Osaka City mayor aims to privatize public waterworks

June 20, 2014
Osaka City Mayor Hashimoto Toru is aiming to privatize the public water-supply service as early as in FY 2015. Citizens, however, are expressing concern about leaving access to water in the hands of a for-profit organization.

The city in its draft plan seeks to establish a 100%-owned stock corporation while keeping ownership of the city’s three purification plants and other related facilities. The local government will pass on to the new establishment the right to operate the water supply in the city with a population of 2.7 million.

Hashimoto promotes the privatization as a rosy future bringing about cost-saving management, major business opportunities, and low water rates.

Workers of the city’s waterworks department are now afraid of being the target of cost-cutting measures because the draft plan calls for the reduction in the number of water-supply municipal employees from the present 1,641 to 1,000 or fewer. Some complain that they are short on staff even now.

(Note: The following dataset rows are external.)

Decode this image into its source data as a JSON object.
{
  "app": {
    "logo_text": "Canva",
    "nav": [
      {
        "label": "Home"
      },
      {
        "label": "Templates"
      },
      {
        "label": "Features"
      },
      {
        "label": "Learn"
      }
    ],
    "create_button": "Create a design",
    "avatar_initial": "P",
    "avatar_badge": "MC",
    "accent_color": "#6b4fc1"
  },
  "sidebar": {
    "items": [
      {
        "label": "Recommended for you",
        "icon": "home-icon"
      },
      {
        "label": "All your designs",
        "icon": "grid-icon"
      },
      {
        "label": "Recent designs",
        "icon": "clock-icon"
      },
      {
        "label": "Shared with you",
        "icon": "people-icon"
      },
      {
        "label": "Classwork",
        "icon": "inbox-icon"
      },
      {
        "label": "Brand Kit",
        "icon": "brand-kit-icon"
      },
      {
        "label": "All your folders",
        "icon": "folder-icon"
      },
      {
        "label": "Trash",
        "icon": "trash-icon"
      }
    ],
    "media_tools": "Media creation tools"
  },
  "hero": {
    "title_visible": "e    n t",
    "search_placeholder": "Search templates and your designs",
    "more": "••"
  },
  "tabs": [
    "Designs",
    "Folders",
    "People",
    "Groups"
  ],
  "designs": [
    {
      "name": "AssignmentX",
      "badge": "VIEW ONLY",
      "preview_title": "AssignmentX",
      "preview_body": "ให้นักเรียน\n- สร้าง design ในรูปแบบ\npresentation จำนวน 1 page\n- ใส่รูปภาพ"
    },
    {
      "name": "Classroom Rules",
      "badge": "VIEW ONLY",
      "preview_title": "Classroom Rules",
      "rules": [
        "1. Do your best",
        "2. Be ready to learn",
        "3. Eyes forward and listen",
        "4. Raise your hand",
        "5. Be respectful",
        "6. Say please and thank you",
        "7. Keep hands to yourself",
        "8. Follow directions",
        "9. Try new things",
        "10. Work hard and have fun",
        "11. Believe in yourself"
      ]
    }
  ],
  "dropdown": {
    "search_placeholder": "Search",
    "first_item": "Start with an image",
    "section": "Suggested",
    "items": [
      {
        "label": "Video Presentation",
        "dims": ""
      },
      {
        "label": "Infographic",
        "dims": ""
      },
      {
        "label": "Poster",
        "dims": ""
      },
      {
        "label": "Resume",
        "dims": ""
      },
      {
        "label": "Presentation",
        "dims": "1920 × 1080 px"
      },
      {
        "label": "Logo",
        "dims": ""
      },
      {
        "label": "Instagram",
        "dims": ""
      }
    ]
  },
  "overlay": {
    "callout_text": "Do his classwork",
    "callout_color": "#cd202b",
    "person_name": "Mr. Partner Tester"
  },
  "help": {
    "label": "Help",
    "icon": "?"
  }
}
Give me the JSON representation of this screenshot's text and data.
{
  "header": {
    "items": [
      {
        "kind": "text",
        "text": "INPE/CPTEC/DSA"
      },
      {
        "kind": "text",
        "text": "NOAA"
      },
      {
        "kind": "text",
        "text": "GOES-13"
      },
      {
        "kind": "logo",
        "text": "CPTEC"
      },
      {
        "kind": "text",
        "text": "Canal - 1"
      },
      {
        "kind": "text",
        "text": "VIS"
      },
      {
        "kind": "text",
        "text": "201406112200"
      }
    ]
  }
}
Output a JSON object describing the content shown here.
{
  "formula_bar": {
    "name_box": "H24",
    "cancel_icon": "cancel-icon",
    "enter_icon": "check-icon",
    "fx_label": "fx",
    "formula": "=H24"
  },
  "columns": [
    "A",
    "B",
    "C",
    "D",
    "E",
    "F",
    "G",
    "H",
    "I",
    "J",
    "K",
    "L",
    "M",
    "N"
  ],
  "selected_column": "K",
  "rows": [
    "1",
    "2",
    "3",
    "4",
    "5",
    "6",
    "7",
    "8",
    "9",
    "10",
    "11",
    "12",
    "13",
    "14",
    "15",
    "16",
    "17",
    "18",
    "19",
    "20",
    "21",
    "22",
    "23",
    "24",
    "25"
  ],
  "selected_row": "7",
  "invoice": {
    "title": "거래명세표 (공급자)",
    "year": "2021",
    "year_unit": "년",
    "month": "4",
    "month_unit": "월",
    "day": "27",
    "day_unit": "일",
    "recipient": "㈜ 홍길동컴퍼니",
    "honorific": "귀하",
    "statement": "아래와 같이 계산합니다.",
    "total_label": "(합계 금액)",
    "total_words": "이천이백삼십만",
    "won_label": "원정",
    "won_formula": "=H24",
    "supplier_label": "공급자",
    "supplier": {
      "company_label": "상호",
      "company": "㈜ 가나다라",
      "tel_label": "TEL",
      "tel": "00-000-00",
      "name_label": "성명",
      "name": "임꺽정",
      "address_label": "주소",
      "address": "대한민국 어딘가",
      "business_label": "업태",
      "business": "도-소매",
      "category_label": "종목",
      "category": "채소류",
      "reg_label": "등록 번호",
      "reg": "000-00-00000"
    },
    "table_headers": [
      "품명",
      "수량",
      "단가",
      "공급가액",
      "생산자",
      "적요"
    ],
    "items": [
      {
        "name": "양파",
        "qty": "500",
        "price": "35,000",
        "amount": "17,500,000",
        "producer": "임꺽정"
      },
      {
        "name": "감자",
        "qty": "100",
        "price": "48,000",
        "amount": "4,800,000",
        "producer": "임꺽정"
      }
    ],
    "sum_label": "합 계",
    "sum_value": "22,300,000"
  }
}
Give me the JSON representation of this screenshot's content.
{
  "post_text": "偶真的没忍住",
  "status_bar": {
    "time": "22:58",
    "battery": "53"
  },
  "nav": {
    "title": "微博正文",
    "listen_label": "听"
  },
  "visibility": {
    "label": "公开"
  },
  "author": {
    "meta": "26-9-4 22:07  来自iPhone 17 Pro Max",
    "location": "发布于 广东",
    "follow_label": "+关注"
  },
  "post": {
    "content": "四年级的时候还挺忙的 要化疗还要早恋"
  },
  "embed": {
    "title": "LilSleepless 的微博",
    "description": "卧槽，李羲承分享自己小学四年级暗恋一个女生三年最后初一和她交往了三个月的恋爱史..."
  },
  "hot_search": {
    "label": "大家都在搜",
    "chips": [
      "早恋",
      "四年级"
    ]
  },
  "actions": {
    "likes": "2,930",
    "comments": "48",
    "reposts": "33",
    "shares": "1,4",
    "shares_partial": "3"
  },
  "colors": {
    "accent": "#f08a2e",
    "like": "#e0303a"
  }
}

The rate cut catch-phrase is also misleading as it will apply only to big water users such as factories, hotels, and large business entities.

Mayor Hashimoto already abolished the measure to exempt about 200,000 needy elderly persons and single-parent families from having to pay for water.

Japanese Communist Party member of the Osaka City Assembly Iwasaki Kenta said, “Stock companies must pay taxes and dividends, so they focus on the pursuit of profits. The privatization will assure neither renovations for quake-proof water pipes nor the maintenance of fair rates.”

The JCP assemblyperson opposes privatization of the public water-supply service, pointing out that water supply to all residents can be possible only because it is a publicly-owned service where the city administration and the assembly can keep an eye on its fair and equitable distribution.

Moving away from privatization to public control is now a trend in Europe. After public waterworks were privatized in the1990s, water business firms in France and other European countries have rapidly become globalized causing various problems, including a steep rise in water rates. Paris and Berlin re-socialized their water supply systems.

Nakagami Ken’ichi, a professor who specializes in water issues at Ritsumeikan University, said, “Access to water is a human right. The international community is discussing how to ensure a supply of safe water to the poor. Osaka City should also consider how it can contribute to maintaining and developing its water and sewerage systems by utilizing its highly-advanced technologies in the public interest.”